Denn das ist die Achillesferse der Glasindustrie: Die Erzeugung. Was das Recycling betrifft, ist Glas unschlagbar. Manche Almdudler-Flasche etwa, wie wir sie noch aus den 70ern kennen, wird heute noch befüllt. Sie ist dann vielleicht nicht mehr sehr ansehnlich, aber ihre Energiebilanz ist top.

Wie digitalisierbar sind die Prozesse der Glaserzeugung?

Feith: Wir begannen vor drei Jahren, die Vernetzung der Produktionsmaschinen selbst in die Hand zu nehmen. Von unserem englischen Werk aus rollen wir die Technologie und die Prozesse auf die anderen Standorte aus. Auch aus Gründen des Know-how-Schutzes. Und das durchaus in kurzen, schnellen Sprints.

Bis Oktober des Vorjahrs waren Sie Vorsitzender des Cartellverbands. In dieser Rolle kritisierten Sie die Dauer österreichischer Genehmigungsverfahren und andere Knüppel, die man Unternehmern zwischen die Beine wirft. Wie lautet ihre Zwischenbilanz der Pandemie-Arbeit der Regierung?

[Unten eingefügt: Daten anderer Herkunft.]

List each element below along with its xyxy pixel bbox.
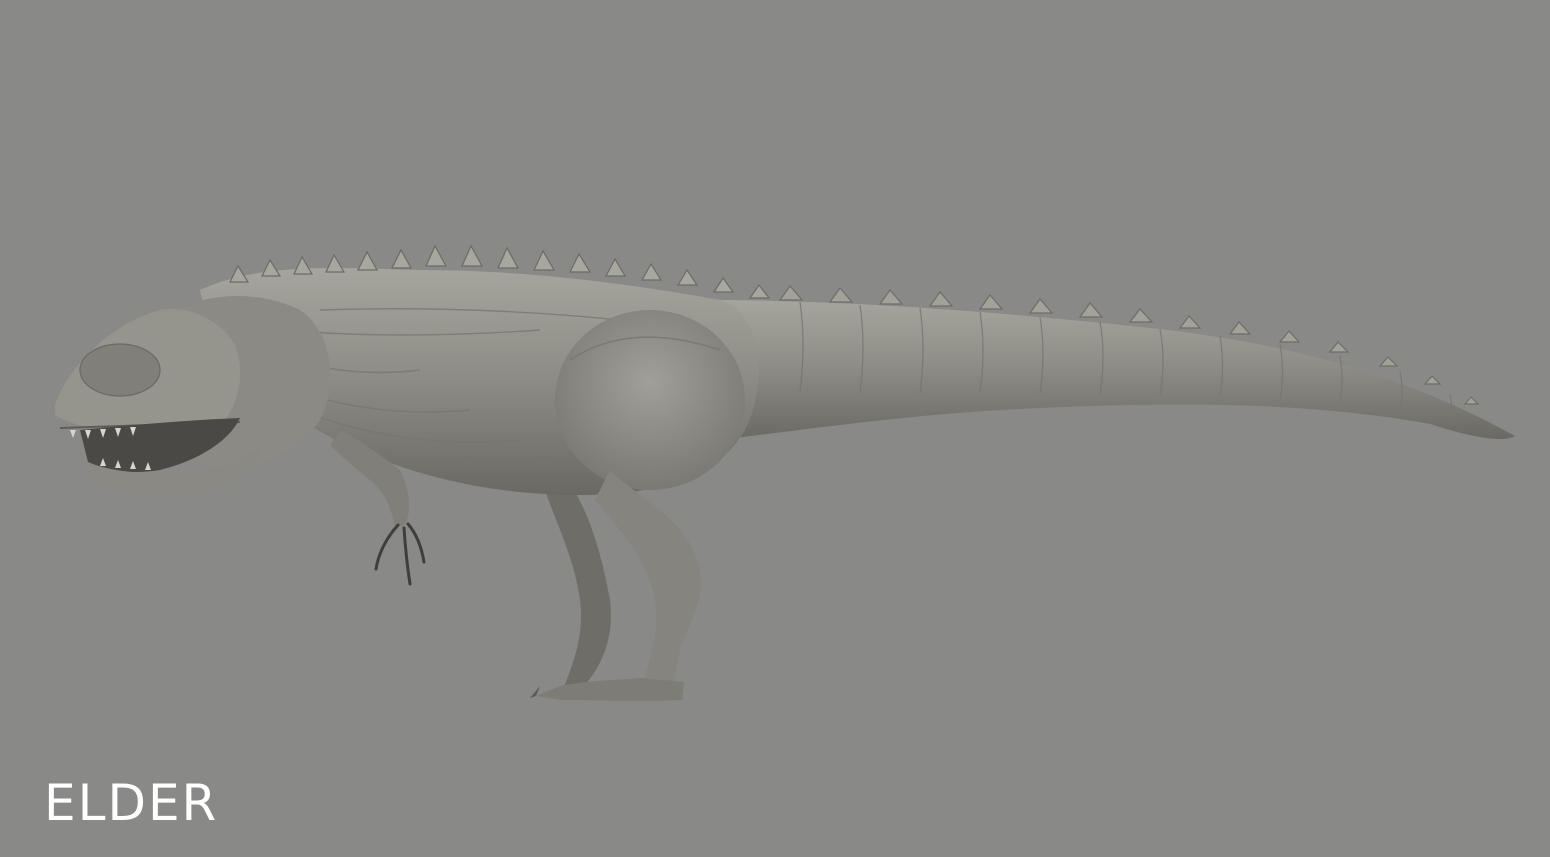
viewport: ELDER [0, 0, 1550, 857]
dinosaur-sculpt [55, 244, 1515, 701]
dinosaur-tail [700, 285, 1515, 440]
model-caption: ELDER [44, 774, 219, 832]
dinosaur-head [55, 296, 331, 496]
near-thigh [555, 310, 745, 490]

Feith: Im internationalen Vergleich schlagen wir uns wacker. Zu kämpfen hatten die letzten Monate alle. Aber Österreichs Industrie, die es sicher wegen der Tourismusorientierung eine Spur härter erwischt hat, steht wieder sehr gut da. Und die durch die spezielle Förderung ausgelösten 38 Milliarden Euro Investitionen, die jetzt den Aufschwung stützen sollen, werden sicher nicht nur Mitnahmeeffekte sein.

ZUR PERSON

Georg Feith, 59,

ist seit 2018 CEO der Stoelzle Glasgruppe. Der ausgebildete Montanist und MBA (UC Berkeley) startete seine Laufbahn nach 3 Jahren als Berater bei Bain & Company in 1993 als Assistent bei Stoelzle Oberglas, ehe er die Position des CEO beim Aluminiumverarbeiter Neuman und später jenen bei Glanzstoff übernahm. 2016 wechselte er in die Geschäftsführung von Cornelius Grupp´ CAG Holding. Feith ist Aufsichtsrat bei der Austria Glas Recycling GmbH und Unirat der Montanuniversität. Der gebürtige Wiener ist verheiratet und Vater von einer Tochter und zwei Söhnen.